O caso da menina de 11 anos, vítima de estupro, que foi coagida a manter a gravidez depois de ter negado seu direito ao aborto legal trouxe à tona o tema da interrupção da gravidez no país.
O artigo 128 do Decreto Lei nº 2.848 de 07 de Dezembro de 1940 deixa claro que o aborto é considerado legal quando a gravidez é resultado de abuso sexual, ou põe em risco a saúde da mulher. Ainda assim, o serviço de aborto legal exigiu que a família da vítima buscasse uma autorização judicial para realizar a interrupção da gestação.
Por que o tema do aborto ainda é um tabu na sociedade? Quais os caminhos a serem tomados para a descriminalização do aborto? Para falar sobre o tema, o Brasil de Fato conversou com Kauhara Hellen, cientista social e militante do Fórum Cearense de Mulheres.
Queria começar perguntando por que o tema do aborto de gestação ainda é um tabu na sociedade?
De fato, o aborto é considerado um tabu na nossa sociedade. É importante que a gente procure compreender todas as estruturas que se movimentam para situar o aborto dentro desse campo do tabu, dentro desse campo do polêmico, do assunto que não deve ser conversado, que não deve ser tratado.
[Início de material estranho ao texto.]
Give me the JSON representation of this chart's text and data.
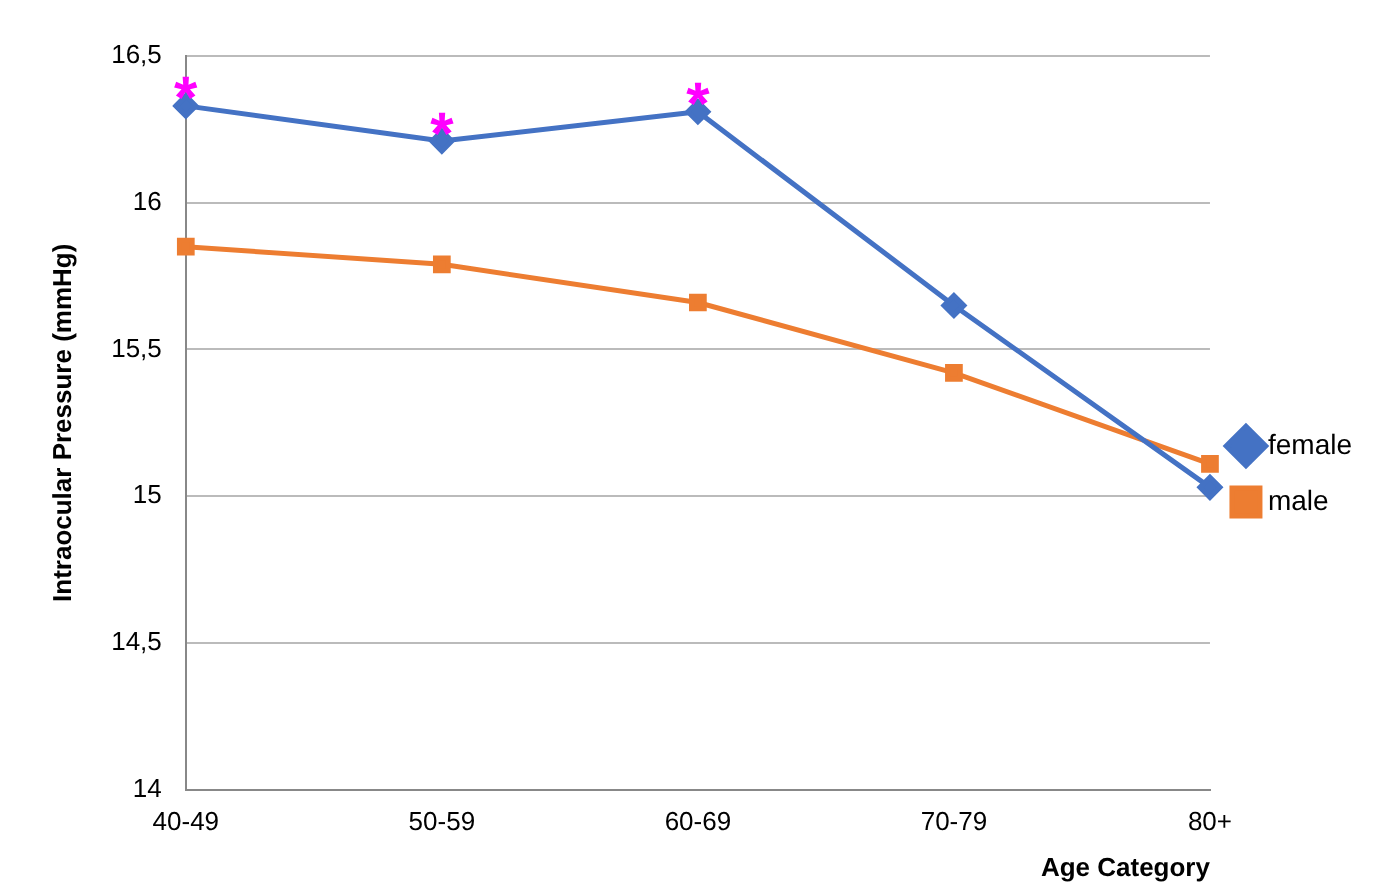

É um tema muito censurado de diversas formas e a gente tem exemplos muito fortes disso. Um deles, e que é bastante recente, é esse caso que você citou no início da nossa conversa, sobre a criança em Santa Catarina que precisou enfrentar todo um processo de violação de direitos, todo um processo de violência. É uma falha. Diversas falhas em várias etapas da assistência para, de fato, acessar o direito ao aborto legal.
A gente tem aí um problema muito grave que é uma legislação muito antiga, que garante esse direito, mas que é fragilizada facilmente por outros poderes, por outros discursos, por outras relações de poder e uma das questões muito forte para de fato fragilizar esse direito é o fundamentalismo religioso. O fato do nosso estado não ser laico. Então essa falta de laicidade fragiliza de forma muito fácil esse direito.
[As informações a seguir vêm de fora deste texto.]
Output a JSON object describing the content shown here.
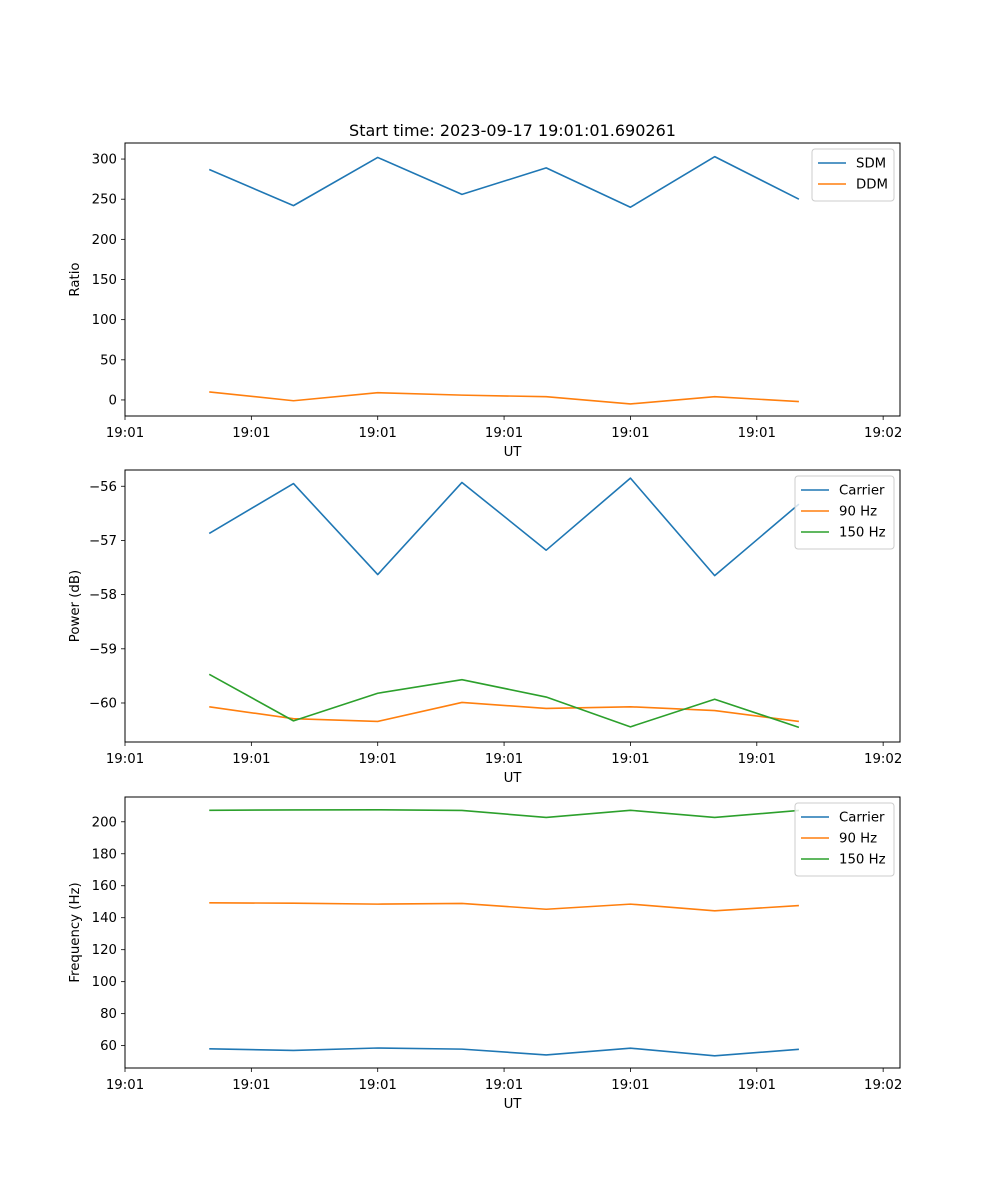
{
  "figure_title": "Start time: 2023-09-17 19:01:01.690261",
  "chart_data": [
    {
      "type": "line",
      "title": "Start time: 2023-09-17 19:01:01.690261",
      "xlabel": "UT",
      "ylabel": "Ratio",
      "x": [
        1,
        2,
        3,
        4,
        5,
        6,
        7,
        8
      ],
      "xlim": [
        0,
        9.2
      ],
      "xticks": [
        0.0,
        1.5,
        3.0,
        4.5,
        6.0,
        7.5,
        9.0
      ],
      "xtick_labels": [
        "19:01",
        "19:01",
        "19:01",
        "19:01",
        "19:01",
        "19:01",
        "19:02"
      ],
      "ylim": [
        -20,
        320
      ],
      "yticks": [
        0,
        50,
        100,
        150,
        200,
        250,
        300
      ],
      "legend_position": "top-right",
      "series": [
        {
          "name": "SDM",
          "color": "#1f77b4",
          "values": [
            287,
            242,
            302,
            256,
            289,
            240,
            303,
            250
          ]
        },
        {
          "name": "DDM",
          "color": "#ff7f0e",
          "values": [
            10,
            -1,
            9,
            6,
            4,
            -5,
            4,
            -2
          ]
        }
      ]
    },
    {
      "type": "line",
      "title": "",
      "xlabel": "UT",
      "ylabel": "Power (dB)",
      "x": [
        1,
        2,
        3,
        4,
        5,
        6,
        7,
        8
      ],
      "xlim": [
        0,
        9.2
      ],
      "xticks": [
        0.0,
        1.5,
        3.0,
        4.5,
        6.0,
        7.5,
        9.0
      ],
      "xtick_labels": [
        "19:01",
        "19:01",
        "19:01",
        "19:01",
        "19:01",
        "19:01",
        "19:02"
      ],
      "ylim": [
        -60.72,
        -55.7
      ],
      "yticks": [
        -60,
        -59,
        -58,
        -57,
        -56
      ],
      "legend_position": "top-right",
      "series": [
        {
          "name": "Carrier",
          "color": "#1f77b4",
          "values": [
            -56.87,
            -55.95,
            -57.63,
            -55.93,
            -57.18,
            -55.85,
            -57.65,
            -56.33
          ]
        },
        {
          "name": "90 Hz",
          "color": "#ff7f0e",
          "values": [
            -60.07,
            -60.29,
            -60.34,
            -59.99,
            -60.1,
            -60.07,
            -60.14,
            -60.34
          ]
        },
        {
          "name": "150 Hz",
          "color": "#2ca02c",
          "values": [
            -59.47,
            -60.33,
            -59.82,
            -59.57,
            -59.89,
            -60.44,
            -59.93,
            -60.45
          ]
        }
      ]
    },
    {
      "type": "line",
      "title": "",
      "xlabel": "UT",
      "ylabel": "Frequency (Hz)",
      "x": [
        1,
        2,
        3,
        4,
        5,
        6,
        7,
        8
      ],
      "xlim": [
        0,
        9.2
      ],
      "xticks": [
        0.0,
        1.5,
        3.0,
        4.5,
        6.0,
        7.5,
        9.0
      ],
      "xtick_labels": [
        "19:01",
        "19:01",
        "19:01",
        "19:01",
        "19:01",
        "19:01",
        "19:02"
      ],
      "ylim": [
        46.0,
        215.5
      ],
      "yticks": [
        60,
        80,
        100,
        120,
        140,
        160,
        180,
        200
      ],
      "legend_position": "top-right",
      "series": [
        {
          "name": "Carrier",
          "color": "#1f77b4",
          "values": [
            58,
            57,
            58.5,
            57.8,
            54.2,
            58.4,
            53.6,
            57.7
          ]
        },
        {
          "name": "90 Hz",
          "color": "#ff7f0e",
          "values": [
            149.3,
            149.1,
            148.5,
            148.9,
            145.3,
            148.5,
            144.3,
            147.6
          ]
        },
        {
          "name": "150 Hz",
          "color": "#2ca02c",
          "values": [
            207.2,
            207.4,
            207.5,
            207.1,
            202.7,
            207.2,
            202.7,
            207.1
          ]
        }
      ]
    }
  ]
}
A gente percebe que o fundamentalismo religioso se pauta, principalmente, nessa culpa, que as mulheres são culpadas, que elas devem ser castigadas, impedidas de exercer um direito seu sobre decisões relacionadas à maternidade. Então a gente vê que o fundamentalismo religioso é uma questão muito forte.
Também tem o fato de que a gente vive em uma sociedade estruturada dentro do patriarcado, dentro da misoginia, que é esse ódio às mulheres, que é essa facilidade de se banalizar a violência contra as mulheres, é a cultura do estupro que está sempre para a gente ali.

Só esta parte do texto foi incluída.